Mehsoft & Taren
Hey, have you ever tried building a branching story engine that actually stays efficient? I’m thinking about a small framework that keeps track of choices without piling up a thousand state copies—just enough to keep the narrative fluid and the code clean. What do you think?
I’ve been chewing on that idea for a while—like a mechanic that turns a story into a set of tiny, reversible actions instead of full state snapshots. The trick is to use a diff‑based log, maybe a lightweight functional stack, so each choice only stores what changed. It keeps the engine lean and lets the narrative loop without a memory drain. Think of it as a commit history for a story, but you can roll back to any point instantly. Gives you the fluidity you want without the bloat.

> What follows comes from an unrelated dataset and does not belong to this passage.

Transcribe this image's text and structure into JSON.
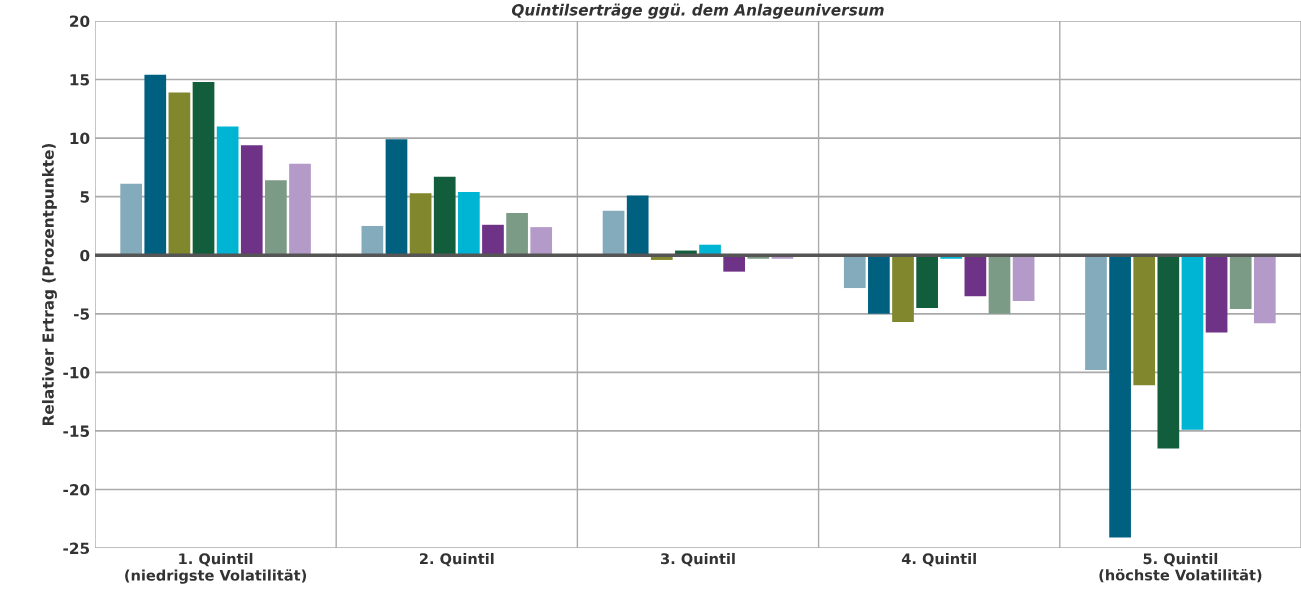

Sounds like you’re writing a version control system for prose. Just make sure you tag the commit messages with clear intent, otherwise you’ll end up chasing bugs through an infinite loop of “I forgot why I added this line.” Let me know when you need a code review or a dry run of the rollback logic.
Yeah, I’m basically trying to make version control less about bugs and more about storytelling. I’ll ping you when I’ve got a prototype that actually shows me where I slipped in the plot—hope you’re up for a quick rollback test.
Sounds like a plan—just keep the diff logs tidy, otherwise I’ll have to debug your story like it’s a tangled legacy codebase. Hit me up when you’re ready for a rollback test.
Got it, I’ll keep the diffs clean so you don’t have to untangle a plot‑spaghetti. I’ll ping you once I have a version that’s ready to roll back.
Sounds good, just let me know when it’s ready for a quick sanity check.We have to respond.Sure thing—just drop me a ping when you’re ready to run a rollback.
I’ll ping you once the engine is humming—no promises that it won’t trip over a line of code that’s actually a plot twist.We have completed.I’ll ping you once the engine is humming—no promises that it won’t trip over a line of code that’s actually a plot twist.